TSATC: Twitter Sentiment Analysis Training Corpus. This dataset is a preprocessed version of the original dataset. See the hugging face dataset page for more information.

References:

  • Hugging Face Dataset
  • Twitter Sentiment Analysis Training Corpus (Dataset)
    local dataset_base_args = {
      class_path: 'HFGenerationDataset',
      init_args: {
        path: 'carblacac/twitter-sentiment-analysis',
        reference_template: "{{ ['Positive', 'Negative'][feeling] }}",
      },
    };
    
    {
      class_path: 'Generation',
      init_args: {
        eval_dataset: dataset_base_args { init_args+: { split: 'test' } },
        few_shot_generator: {
          class_path: 'BalancedFewShotGenerator',
          init_args: {
            dataset: dataset_base_args { init_args+: { split: 'train' } },
            num_shots: 4,
          },
        },
        prompt_template: |||
          Classify the sentiment of the following tweet.

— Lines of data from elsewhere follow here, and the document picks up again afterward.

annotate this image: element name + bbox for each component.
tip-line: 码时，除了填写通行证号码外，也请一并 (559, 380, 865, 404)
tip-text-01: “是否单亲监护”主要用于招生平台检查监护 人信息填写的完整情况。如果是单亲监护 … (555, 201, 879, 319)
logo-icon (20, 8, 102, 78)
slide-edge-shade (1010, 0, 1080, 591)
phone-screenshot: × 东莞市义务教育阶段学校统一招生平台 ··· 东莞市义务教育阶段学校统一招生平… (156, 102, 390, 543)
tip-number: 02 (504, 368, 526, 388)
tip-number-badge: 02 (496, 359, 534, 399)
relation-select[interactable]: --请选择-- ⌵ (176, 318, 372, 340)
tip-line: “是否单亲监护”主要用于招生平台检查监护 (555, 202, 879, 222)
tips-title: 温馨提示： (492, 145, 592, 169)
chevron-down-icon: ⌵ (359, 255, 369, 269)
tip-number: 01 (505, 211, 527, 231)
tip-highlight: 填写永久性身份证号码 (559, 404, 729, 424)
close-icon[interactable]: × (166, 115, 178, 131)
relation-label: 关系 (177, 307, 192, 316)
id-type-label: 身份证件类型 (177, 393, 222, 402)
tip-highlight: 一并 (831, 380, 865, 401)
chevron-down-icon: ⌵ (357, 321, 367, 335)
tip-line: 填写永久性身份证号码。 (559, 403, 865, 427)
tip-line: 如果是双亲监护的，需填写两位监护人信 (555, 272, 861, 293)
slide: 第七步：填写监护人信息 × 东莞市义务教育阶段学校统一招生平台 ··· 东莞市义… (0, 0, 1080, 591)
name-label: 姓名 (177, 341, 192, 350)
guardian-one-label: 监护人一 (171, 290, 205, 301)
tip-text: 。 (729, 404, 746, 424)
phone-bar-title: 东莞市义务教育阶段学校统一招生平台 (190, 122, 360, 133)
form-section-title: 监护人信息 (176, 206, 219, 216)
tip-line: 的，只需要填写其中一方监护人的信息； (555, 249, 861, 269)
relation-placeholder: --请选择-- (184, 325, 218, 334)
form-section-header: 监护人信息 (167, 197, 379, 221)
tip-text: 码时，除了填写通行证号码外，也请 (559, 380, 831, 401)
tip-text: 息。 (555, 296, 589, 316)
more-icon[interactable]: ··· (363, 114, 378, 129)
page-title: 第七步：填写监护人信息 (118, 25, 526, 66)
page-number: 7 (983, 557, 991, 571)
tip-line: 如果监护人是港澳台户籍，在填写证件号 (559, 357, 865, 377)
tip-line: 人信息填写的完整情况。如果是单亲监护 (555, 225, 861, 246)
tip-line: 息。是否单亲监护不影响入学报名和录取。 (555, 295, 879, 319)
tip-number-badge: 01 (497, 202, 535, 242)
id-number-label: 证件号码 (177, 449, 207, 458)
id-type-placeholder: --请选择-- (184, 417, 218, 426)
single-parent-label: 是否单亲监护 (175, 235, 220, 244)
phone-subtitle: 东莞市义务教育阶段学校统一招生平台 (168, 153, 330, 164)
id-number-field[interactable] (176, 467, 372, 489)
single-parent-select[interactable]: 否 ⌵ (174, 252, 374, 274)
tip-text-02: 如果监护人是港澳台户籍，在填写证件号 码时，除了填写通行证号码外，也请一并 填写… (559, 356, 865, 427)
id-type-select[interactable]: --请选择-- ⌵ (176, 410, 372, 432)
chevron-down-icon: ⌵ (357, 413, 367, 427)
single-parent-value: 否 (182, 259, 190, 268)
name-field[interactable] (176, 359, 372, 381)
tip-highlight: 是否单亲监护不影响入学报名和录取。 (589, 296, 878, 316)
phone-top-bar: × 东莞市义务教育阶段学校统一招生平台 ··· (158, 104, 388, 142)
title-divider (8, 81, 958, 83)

          {% for item in few_shot_data %}
          Tweet: {{ item.text }}
          Sentiment: `{{ item.references[0] }}`
          {% endfor %}
          Tweet: {{ text }}
        ||| + 'Sentiment: `',
        metrics: [
          { class_path: 'ExactMatch' },
        ],
        gen_kwargs: { max_new_tokens: 8, stop_sequences: ['`'] },
      },
    }